What did everyone notice?

Always lead with space for people to make their own discoveries. Call on one individual from each role, and have other participants in different roles respond to those discoveries.

Only if the following things are not brought up independently by participants should you ask.

What communities were paid attention to?

Did the engineers talk much to the community representatives? How does this match or differ from current reality? Did the engineers speak to the Ministry of Water like they were "supposed to"? Why or why not?

Often, there will be a remote community which no one makes it to. Have a human-based discussion about what it feels like to be left out. Why didn't anyone make it over there? It has nothing to do with bad intentions, and everything to do with convenience of what is close and what you can see. Ask about ways to be sure those remote communities are also visited.

How were resources distributed?

The Ministry of Water disperses resources based on their database, which is out of date. That means some groups getting resources already have functional water points, and others with broken points aren't receiving support to fix them. Again, this isn't an issue of malice, it's an issue of old data.

Ask about how people would make use of resources if they've already got working water points.

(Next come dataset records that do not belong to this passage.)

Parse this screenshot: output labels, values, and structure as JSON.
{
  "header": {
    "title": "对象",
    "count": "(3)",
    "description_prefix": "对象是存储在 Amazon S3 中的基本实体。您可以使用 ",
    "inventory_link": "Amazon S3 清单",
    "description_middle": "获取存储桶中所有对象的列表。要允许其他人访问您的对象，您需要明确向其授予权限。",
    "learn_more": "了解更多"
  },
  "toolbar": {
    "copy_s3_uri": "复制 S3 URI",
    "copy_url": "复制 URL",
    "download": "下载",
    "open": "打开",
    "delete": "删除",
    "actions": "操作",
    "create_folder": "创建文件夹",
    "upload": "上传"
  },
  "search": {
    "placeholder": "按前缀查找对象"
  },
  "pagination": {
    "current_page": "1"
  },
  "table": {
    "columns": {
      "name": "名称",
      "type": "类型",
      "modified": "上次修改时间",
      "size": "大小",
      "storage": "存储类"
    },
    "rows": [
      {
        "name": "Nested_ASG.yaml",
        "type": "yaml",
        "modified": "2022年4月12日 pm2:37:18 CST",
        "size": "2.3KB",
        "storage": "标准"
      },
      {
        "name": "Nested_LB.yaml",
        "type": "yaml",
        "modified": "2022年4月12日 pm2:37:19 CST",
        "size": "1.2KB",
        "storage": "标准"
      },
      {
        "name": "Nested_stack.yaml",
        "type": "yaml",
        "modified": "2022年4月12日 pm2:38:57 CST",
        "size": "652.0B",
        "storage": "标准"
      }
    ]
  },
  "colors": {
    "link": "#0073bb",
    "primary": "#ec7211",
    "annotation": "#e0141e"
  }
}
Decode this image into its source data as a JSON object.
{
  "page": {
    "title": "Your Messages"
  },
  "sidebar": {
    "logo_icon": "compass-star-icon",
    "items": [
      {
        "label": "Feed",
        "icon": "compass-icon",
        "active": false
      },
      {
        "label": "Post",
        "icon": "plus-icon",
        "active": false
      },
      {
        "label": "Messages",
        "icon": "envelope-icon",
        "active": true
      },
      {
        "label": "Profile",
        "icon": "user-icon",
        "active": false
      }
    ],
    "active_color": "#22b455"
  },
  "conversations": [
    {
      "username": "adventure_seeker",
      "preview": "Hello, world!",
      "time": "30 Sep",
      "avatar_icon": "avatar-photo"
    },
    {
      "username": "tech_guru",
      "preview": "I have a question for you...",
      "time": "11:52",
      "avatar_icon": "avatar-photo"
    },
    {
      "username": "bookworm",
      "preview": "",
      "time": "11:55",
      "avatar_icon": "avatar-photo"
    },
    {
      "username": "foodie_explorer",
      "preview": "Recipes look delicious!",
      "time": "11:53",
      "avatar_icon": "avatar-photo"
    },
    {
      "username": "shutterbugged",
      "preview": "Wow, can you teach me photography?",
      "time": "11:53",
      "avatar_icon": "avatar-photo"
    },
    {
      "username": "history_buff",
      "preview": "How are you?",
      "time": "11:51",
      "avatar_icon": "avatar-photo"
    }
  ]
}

Of course they'd make good use of it -- maybe installing additional water points, or even other aspects of infrastructure (schools, roads, etc), but would they be willing to give that up to be sure the folk without working points had needed resources?

As a dataset matches reality, it seems like things are getting worse.

Because the dataset was created shortly after many water points were installed, they're registered as functional, even though they've long since broken down. That means that, while perhaps 60% are indicated as working, in actuality it is closer to 30%. Without expecting the dip in points logged as broken, it might seem like the initiative to report water points is actually causing point status to worsen. Is it more important to know the actuality, so as to act appropriately, or to pretend that things are better, even if it means those with broken points aren't getting the resources they need?

How could this workflow be even more improved?

Not all solutions are technical. What does the community see for itself in these exercises?